Message from President Armacost, June 26, 2020

Please watch my video.

Dear UND Community Members,

Kathy and I are thrilled to be on campus. We are eager to meet you and to share in the joy of what it means to be members of the UND campus and the Grand Forks community.

Early in the week, I had the chance to witness the farewell to our longest-serving Mayor of Grand Forks, Mike Brown, and the swearing-in of Mayor Brandon Bochenski—both are graduates of UND! We truly appreciate Mayor Brown’s two decades of faithful service to Grand Forks and Mayor Bochenski’s commitment to lead our city.

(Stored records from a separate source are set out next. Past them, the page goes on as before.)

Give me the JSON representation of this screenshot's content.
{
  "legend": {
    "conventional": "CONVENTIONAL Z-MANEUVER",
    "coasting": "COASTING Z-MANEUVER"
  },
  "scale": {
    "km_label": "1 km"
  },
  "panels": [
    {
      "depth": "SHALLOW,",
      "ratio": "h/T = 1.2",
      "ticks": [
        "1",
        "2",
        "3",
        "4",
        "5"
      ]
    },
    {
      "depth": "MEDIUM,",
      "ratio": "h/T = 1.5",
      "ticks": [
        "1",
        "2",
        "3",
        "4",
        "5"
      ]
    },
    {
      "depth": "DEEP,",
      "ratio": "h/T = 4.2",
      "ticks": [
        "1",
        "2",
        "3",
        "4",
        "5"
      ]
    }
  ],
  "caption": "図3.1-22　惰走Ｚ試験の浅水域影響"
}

Today is a good opportunity to update you on several ongoing discussions as we prepare for the return of on-campus classes and activities this fall. Although Grand Forks has been impacted minimally by the virus, we need to remember we are reopening campus during a global pandemic. Until a vaccine or effective therapeutics are realized, we must continue to take steps to keep each other safe, especially those who are at greatest risk of the most damaging effects of COVID-19. The actions of distancing, face coverings, good hygiene, and testing will allow us to enjoy a sense of community while still reducing the spread of the virus. Please take the steps to keep others safe, as you might have no idea you are infected and spreading the virus.

Let me touch on two of these actions, starting with face coverings. There is no better way to show concern for the well-being of others than to keep your distance and to cover your face. Face coverings are now required when you are in UND campus facilities interacting with others and when representing UND off-campus in an official capacity. While attending UND-sponsored athletic events at sites like the Alerus Center and the Ralph, you will follow guidelines set by the facility management, yet we strongly encourage you to sustain that sense of concern towards others and continue to wear face coverings and keep your distance. When you are away from others, whether in your residence hall room or your office, you do not need to wear a face covering. We have posted detailed information about face coverings on our UND COVID-19 blog.

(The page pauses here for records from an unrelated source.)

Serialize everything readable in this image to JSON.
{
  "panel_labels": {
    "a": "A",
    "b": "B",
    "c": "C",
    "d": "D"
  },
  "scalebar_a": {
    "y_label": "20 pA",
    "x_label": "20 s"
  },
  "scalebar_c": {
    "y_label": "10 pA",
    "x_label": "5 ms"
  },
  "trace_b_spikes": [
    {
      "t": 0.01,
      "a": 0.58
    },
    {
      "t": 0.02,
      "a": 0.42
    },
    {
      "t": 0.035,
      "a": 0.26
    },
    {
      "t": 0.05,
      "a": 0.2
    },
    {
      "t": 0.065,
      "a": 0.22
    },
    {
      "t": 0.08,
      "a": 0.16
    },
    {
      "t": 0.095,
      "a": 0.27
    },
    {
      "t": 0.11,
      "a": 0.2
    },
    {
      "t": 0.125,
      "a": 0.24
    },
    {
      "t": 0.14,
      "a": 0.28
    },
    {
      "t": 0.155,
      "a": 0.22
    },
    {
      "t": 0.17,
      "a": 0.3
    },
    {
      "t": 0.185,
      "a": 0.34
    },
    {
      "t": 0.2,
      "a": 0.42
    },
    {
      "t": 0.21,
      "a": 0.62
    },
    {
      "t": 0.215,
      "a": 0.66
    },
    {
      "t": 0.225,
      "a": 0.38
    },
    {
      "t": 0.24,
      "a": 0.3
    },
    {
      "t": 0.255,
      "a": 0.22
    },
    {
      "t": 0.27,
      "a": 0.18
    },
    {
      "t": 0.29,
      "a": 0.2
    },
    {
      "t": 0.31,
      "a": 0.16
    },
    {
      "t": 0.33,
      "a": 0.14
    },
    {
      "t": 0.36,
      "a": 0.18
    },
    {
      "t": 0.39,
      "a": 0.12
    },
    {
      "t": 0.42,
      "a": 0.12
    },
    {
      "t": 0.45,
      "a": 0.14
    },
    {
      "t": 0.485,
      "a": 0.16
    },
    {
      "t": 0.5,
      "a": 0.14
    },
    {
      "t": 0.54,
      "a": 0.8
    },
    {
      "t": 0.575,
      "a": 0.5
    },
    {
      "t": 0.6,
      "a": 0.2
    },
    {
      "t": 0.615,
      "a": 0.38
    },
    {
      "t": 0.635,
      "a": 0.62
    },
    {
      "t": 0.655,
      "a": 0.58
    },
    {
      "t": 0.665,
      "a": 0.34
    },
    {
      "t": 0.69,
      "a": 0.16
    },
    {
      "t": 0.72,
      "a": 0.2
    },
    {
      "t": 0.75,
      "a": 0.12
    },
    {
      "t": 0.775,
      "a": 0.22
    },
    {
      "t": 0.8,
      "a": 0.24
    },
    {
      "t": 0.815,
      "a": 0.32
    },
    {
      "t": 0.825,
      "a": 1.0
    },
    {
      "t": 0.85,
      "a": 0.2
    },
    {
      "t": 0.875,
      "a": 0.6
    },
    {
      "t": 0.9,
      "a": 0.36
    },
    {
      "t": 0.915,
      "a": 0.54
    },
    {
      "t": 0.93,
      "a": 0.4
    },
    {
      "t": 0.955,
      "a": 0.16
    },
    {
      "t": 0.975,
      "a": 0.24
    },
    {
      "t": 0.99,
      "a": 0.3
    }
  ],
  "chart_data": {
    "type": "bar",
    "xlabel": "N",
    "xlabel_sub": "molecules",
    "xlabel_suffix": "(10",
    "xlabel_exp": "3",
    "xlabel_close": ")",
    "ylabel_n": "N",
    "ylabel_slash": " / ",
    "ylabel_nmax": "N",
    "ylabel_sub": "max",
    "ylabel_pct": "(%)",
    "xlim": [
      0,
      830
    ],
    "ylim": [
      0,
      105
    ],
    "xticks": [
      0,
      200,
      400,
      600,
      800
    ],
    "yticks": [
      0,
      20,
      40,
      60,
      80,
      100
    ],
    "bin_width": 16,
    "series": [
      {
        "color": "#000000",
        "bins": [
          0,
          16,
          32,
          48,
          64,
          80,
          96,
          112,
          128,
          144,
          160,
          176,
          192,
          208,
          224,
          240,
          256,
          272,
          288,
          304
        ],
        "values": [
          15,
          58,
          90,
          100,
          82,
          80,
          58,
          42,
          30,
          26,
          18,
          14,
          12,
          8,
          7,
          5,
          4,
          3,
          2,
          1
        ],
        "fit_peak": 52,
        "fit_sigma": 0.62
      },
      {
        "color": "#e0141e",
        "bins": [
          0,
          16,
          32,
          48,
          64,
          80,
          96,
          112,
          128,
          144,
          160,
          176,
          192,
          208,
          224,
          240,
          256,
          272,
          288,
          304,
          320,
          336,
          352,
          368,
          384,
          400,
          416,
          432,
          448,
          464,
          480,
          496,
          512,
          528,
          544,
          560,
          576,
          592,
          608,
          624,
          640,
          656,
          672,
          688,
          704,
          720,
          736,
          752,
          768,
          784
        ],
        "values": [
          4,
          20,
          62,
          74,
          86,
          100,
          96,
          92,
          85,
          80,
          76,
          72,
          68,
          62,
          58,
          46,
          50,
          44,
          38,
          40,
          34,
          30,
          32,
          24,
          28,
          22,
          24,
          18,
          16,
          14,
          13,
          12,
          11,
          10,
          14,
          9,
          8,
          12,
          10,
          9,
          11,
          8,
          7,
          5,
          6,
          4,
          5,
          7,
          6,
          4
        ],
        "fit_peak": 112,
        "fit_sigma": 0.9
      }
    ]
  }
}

The second action is testing.  Josh Wynne, in his role as our state’s chief health strategist, has been working with the Governor’s staff to establish a state-sponsored voluntary testing program for students, faculty, and staff. As we bring back more than 15,000 persons to campus in a short period of time, testing broadly and frequently will be essential as we care for those infected and as we determine the local trajectory of the virus. This process began in earnest on Tuesday, with a voluntary testing event that collected samples from 1,000 individuals from our campus community. Many thanks to UND staff members, our local health department, the Grand Forks Fire Departments, the Salvation Army, our state health department, and the North Dakota National Guard for making this happen. Being a leader in action is a hallmark of the University of North Dakota, and let’s do our very best to take care of each other during this pandemic.

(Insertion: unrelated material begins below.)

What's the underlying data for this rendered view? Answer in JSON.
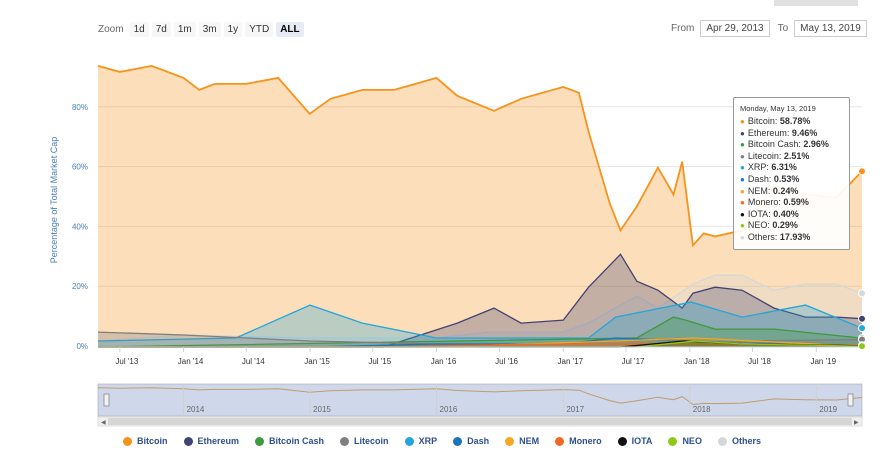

In my June 8th letter to the campus, I highlighted an upcoming task force on diversity and inclusion, and we are working with the leaders of the University Senate, Staff Senate, and Student Government to build the task force and define its charter. Thank you to those who have sent emails with recommendations. I have read them all and will pass along your ideas to the task force.

There are steps we can take to ensure that everyone feels welcome and included in our community. In February, UND approved a land acknowledgement statement that underscores UND’s foundational commitment to serving the First Nations of North Dakota and the members of our Indigenous community. June is a month with a number of national cultural celebrations, including Juneteenth (see Governor Burgum’s proclamation), which commemorates the end of slavery in the United States, and Pride Month, which recognizes historic contributions of members of our LGBTQ+ community and honors the 1969 Stonewall Uprising in New York City. Being a stronger community relies on knowing our peers, and I look forward to learning more about the individuals and groups that our campus comprises.

Kathy and I look forward to seeing you on campus – please be sure to introduce yourself as you see us out and about, especially if we appear to be lost!